How do I get people social to dance more quickly without getting too deep into technique?
Full Question:
How do I get people social to dance more quickly without getting too deep into technique? Meaning: I want to get people moving to music faster; how to get there without going too deep into the technique?
Video Answer:
Answer
There are many aspects to this challenge. Here we want to share a core principle that helps finding various solutions to this question.
For most people, if no other prompts are given, if you play a song created for dancing, people instinctively groove to it. They’ll have a decent overlap with their movements and the basic rhythm of the music. This works because they’re not overthinking what they’re doing, and simply allow their body to go with the flow of the music. We can call this “being in the body.” However, when we ask our students to move to the music with more specific patterns and ways of moving, we increasingly ask them to place some thinking capacity on top of their basic grooving. In other words, we ask them to add mental load to the process.

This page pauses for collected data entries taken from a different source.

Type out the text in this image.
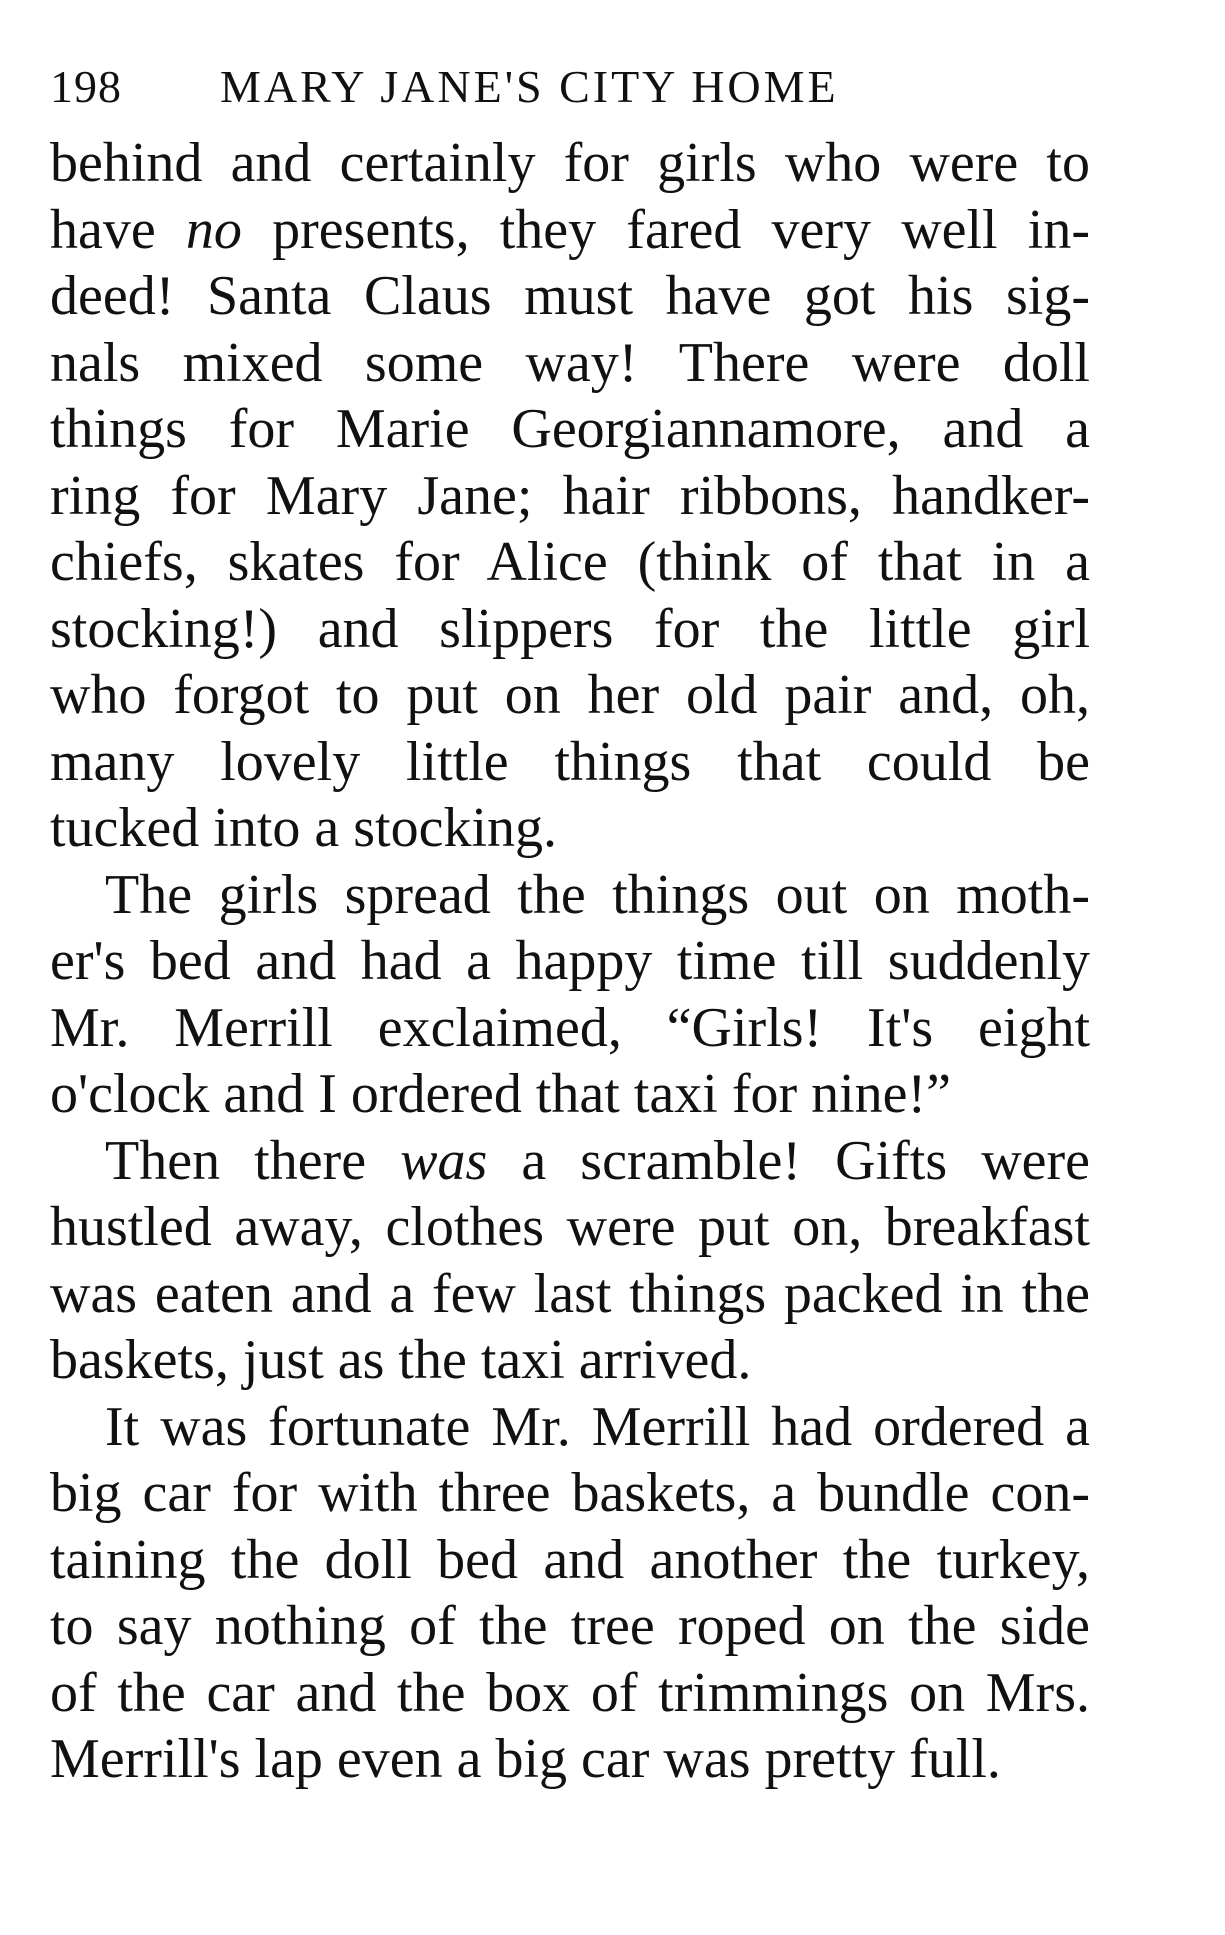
198 MARY JANE'S CITY HOME
behind and certainly for girls who were to
have no presents, they fared very well in-
deed! Santa Claus must have got his sig-
nals mixed some way! There were doll
things for Marie Georgiannamore, and a
ring for Mary Jane; hair ribbons, handker-
chiefs, skates for Alice (think of that in a
stocking!) and slippers for the little girl
who forgot to put on her old pair and, oh,
many lovely little things that could be
tucked into a stocking.
The girls spread the things out on moth-
er's bed and had a happy time till suddenly
Mr. Merrill exclaimed, “Girls! It's eight
o'clock and I ordered that taxi for nine!”
Then there was a scramble! Gifts were
hustled away, clothes were put on, breakfast
was eaten and a few last things packed in the
baskets, just as the taxi arrived.
It was fortunate Mr. Merrill had ordered a
big car for with three baskets, a bundle con-
taining the doll bed and another the turkey,
to say nothing of the tree roped on the side
of the car and the box of trimmings on Mrs.
Merrill's lap even a big car was pretty full.
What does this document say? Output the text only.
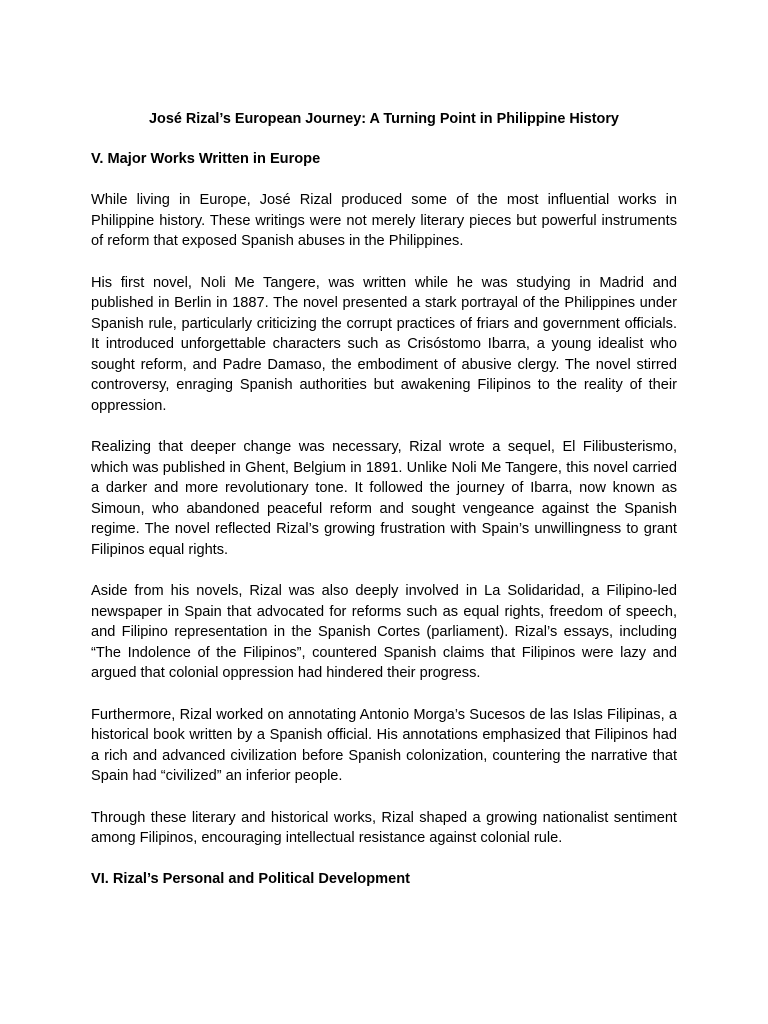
José Rizal’s European Journey: A Turning Point in Philippine History

V. Major Works Written in Europe

While living in Europe, José Rizal produced some of the most influential works in Philippine history. These writings were not merely literary pieces but powerful instruments of reform that exposed Spanish abuses in the Philippines.

His first novel, Noli Me Tangere, was written while he was studying in Madrid and published in Berlin in 1887. The novel presented a stark portrayal of the Philippines under Spanish rule, particularly criticizing the corrupt practices of friars and government officials. It introduced unforgettable characters such as Crisóstomo Ibarra, a young idealist who sought reform, and Padre Damaso, the embodiment of abusive clergy. The novel stirred controversy, enraging Spanish authorities but awakening Filipinos to the reality of their oppression.

Realizing that deeper change was necessary, Rizal wrote a sequel, El Filibusterismo, which was published in Ghent, Belgium in 1891. Unlike Noli Me Tangere, this novel carried a darker and more revolutionary tone. It followed the journey of Ibarra, now known as Simoun, who abandoned peaceful reform and sought vengeance against the Spanish regime. The novel reflected Rizal’s growing frustration with Spain’s unwillingness to grant Filipinos equal rights.

Aside from his novels, Rizal was also deeply involved in La Solidaridad, a Filipino-led newspaper in Spain that advocated for reforms such as equal rights, freedom of speech, and Filipino representation in the Spanish Cortes (parliament). Rizal’s essays, including “The Indolence of the Filipinos”, countered Spanish claims that Filipinos were lazy and argued that colonial oppression had hindered their progress.

Furthermore, Rizal worked on annotating Antonio Morga’s Sucesos de las Islas Filipinas, a historical book written by a Spanish official. His annotations emphasized that Filipinos had a rich and advanced civilization before Spanish colonization, countering the narrative that Spain had “civilized” an inferior people.

Through these literary and historical works, Rizal shaped a growing nationalist sentiment among Filipinos, encouraging intellectual resistance against colonial rule.

VI. Rizal’s Personal and Political Development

We like to think of it as a threshold that you can tip past, at which point the mental process can get so dominant as to cancel out whatever the body was intuitively doing. We can call this moment “being in the head”.
The challenge here is that once you cross this threshold, your students, and you as a teacher, will be very tempted to pile on more and more information, hoping to process it mentally and use it to execute the movement correctly. However, the more we move away from being in the body and into being in the head, even the simplest movements the students were doing correctly before can stop working.
You’ll see this expressed in questions like:
- Can you show the move to us many more times, in slow motion?
- Can you tell us exactly where your weight is on a particular count?
- Can we do only the first part of the move ten times slowly?
- Exactly how do you move at this moment?
Basically, they’re asking for anything that could provide more input to the mental process to control and command every aspect of their movements. As we move away from being in the body, we might say our bodies become more “stupid” for that moment. And then, we need to overload our minds to execute even the simplest movements.
With this way of looking at things, we can answer the original question like this: at every moment in class, you want to provide just enough information for the students to explore the new ideas and concepts without exceeding the threshold that switches them from being in their bodies to being in their minds. This approach typically creates a class in which your students explore the dance to music quite independently, which is exactly what they need to feel comfortable with social dancing.